Her iki takım da, düşmanın amansızca ileri doğru hareket ettiği ve kendilerinin geri çekilmek zorunda kaldığı, kaybedilen bir savaşla mücadele ediyordu. Golemler sürekli olarak birbirlerine ve yakındaki duvarlara ışık demetleri göndererek avlarının kaçmasını bile engelleyen bir elektrikli perde oluşturuyorlardı.
“Eğer senin aptal düzenin olmasaydı, güvenli bir yere göz kırpabilirdik!” Morok, Lith ile arka arkaya geldiklerinde Neshal'e şöyle dedi: “Madem öleceğim, lütfen bana karşı dürüst ol. Sen gerçekte kimin tarafındasın?”
“Lanet çeneni kapatır mısın?” Neshal, asasını yere vurarak kükredi ve tüm sızlanmasına rağmen özenle hazırladığı büyüyü serbest bıraktı. “Onları yok edin, hemen!”
Neshal, bir büyücü için birden fazla diziyi hazır tutmanın imkansız olduğunu biliyordu ve bu yüzden, ilk büyücünün dizilişlerini nasıl organize ettiğini incelemeye zaman ayırmadan başka bir büyücü için ikinci bir diziyi oluşturuyordu.

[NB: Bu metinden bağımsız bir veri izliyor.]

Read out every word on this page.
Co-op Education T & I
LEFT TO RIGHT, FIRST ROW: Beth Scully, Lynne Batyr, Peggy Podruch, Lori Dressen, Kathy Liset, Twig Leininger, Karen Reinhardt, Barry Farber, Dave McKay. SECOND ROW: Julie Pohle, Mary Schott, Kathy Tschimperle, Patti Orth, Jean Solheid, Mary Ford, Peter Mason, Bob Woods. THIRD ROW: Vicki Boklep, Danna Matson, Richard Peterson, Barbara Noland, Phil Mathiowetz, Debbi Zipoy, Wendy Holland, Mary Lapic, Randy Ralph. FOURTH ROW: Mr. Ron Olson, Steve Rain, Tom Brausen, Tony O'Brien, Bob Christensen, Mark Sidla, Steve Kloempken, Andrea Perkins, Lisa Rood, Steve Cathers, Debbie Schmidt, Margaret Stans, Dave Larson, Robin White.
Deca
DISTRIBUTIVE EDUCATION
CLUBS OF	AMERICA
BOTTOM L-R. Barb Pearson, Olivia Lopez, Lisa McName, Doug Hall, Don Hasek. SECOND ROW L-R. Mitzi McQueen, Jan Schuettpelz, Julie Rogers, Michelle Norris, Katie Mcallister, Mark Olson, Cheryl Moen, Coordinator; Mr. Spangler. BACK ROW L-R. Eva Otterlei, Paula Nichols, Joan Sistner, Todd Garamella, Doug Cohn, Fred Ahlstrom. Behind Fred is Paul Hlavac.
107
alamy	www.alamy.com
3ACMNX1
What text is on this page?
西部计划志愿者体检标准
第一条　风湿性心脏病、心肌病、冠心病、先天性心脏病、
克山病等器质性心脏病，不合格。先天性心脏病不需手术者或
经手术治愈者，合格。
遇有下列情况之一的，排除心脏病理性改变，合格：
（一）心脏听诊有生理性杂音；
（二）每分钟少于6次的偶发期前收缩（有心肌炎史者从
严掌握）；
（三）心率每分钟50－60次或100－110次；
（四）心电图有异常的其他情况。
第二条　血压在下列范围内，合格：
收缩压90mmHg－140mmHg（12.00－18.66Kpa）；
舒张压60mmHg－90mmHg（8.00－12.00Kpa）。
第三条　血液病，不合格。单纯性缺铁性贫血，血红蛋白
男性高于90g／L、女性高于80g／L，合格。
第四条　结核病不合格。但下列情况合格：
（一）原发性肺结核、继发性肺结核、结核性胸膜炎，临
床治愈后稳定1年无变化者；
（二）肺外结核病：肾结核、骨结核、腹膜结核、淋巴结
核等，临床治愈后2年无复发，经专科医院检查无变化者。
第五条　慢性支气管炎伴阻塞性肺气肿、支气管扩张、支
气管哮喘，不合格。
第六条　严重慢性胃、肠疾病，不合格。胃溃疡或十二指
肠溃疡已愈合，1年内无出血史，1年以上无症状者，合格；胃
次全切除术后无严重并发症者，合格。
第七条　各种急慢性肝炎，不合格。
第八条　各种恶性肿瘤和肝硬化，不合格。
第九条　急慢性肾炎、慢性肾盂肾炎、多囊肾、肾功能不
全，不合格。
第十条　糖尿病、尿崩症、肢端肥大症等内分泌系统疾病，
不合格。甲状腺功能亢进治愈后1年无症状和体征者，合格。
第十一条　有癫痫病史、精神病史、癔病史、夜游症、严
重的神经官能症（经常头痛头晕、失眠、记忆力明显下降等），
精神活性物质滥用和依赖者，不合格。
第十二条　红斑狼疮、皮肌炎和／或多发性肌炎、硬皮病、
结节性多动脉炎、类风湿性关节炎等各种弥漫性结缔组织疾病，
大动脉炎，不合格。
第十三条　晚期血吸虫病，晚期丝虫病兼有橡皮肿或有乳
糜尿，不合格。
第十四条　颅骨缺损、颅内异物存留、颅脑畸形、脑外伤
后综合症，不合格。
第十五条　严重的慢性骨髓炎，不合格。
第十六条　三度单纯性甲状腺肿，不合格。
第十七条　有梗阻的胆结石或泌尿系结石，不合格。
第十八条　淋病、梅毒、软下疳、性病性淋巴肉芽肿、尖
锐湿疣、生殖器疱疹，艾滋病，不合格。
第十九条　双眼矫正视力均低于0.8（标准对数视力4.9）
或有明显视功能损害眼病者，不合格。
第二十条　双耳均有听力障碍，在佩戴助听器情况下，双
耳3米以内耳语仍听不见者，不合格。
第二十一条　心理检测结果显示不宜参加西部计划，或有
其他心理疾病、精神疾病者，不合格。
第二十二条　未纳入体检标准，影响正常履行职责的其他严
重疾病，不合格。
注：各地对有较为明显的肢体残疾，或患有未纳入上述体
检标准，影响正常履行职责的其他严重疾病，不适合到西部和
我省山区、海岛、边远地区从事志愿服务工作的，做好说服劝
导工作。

Çünkü iki dizilimin kötü bir şekilde üst üste gelmesi durumunda ikincisi mana israfına dönüşecekti. Savaşta ikinci bir büyü oluşumunu gerçekleştirmek için nadiren zaman olduğundan Neshal, kendi büyüsünü aşağıdaki dizilim için bir çerçeve olarak kullanmanın bir yolunu bulmuştu.
Ortak rünlerden yararlanarak, her iki büyülü oluşumun süresi pahasına kullanım süresini kısaltabiliyordu. Hava ve Dünya Engelleme dizisi üst üste bindiğinde Et Golemleri yüz üstü yere düştü.
Lith bunlardan birine vururken Quylla ve Morok da aynısını yaptı ama çok geçmeden grup kaçmak zorunda kaldı. Golemler felçliydi ama çaresiz değildi. vücutlarından neredeyse hem Quylla'yı hem de Morok'u öldüren yoğun, karanlık bir sis yaydılar.
Lith, hedefinin güç çekirdeğini vurmuştu, bu yüzden en az bir yapı misilleme yapamadı ve onlara güvenliğe ulaşmaları için yeterli alan bıraktı. Ellerinden geldiğince hızlı koşarken Lith, iki düşmüş yoldaşını omuzlarına almak zorunda kaldı.
Karanlık büyünün hemen ardından yapılar rastgele yönlerde büyüler salıvermeye başlamış, koridorun kapalı alanını kullanarak herhangi bir etki alanı büyüsünden kaçmayı imkansız hale getirmişti.
“Onları canlı bırakmayı gerçekten göze alabilir miyiz?” diye sordu. O ve Solus, geçici olarak felç olan yapıları yok etmenin bir yolunu bulmak için beyinlerini zorluyorlardı ama işe yaramadı.
Lith henüz yaralarını iyileştirmemişti ve bunu yaptıktan sonra bile böylesine güçlü bir kara büyü katmanı, Skinwalker zırhının artırılmış korumasına rağmen muhtemelen onu öldürebilirdi.
Tabii koridoru kasıp kavuran patlama barajını geçmeyi başarabilirse.
“Hayır ama onları öldürmek son enerjimi tüketecek. İyileşene kadar hepimizi koruyabileceğini mi sanıyorsun?” Neşal sordu.
“HAYIR.” Lith başını salladı.
“Ah, pekala. Yeterince uzun yaşadım.” Neshal, boyutsal muskasından üç dev çiviye benzeyen bir şey çıkardı ve başka bir büyü söylemeye başladı. O kadar zayıftı ki nefesi kesiliyordu ve zaman zaman düşmemek için asasını tutmak zorunda kalıyordu.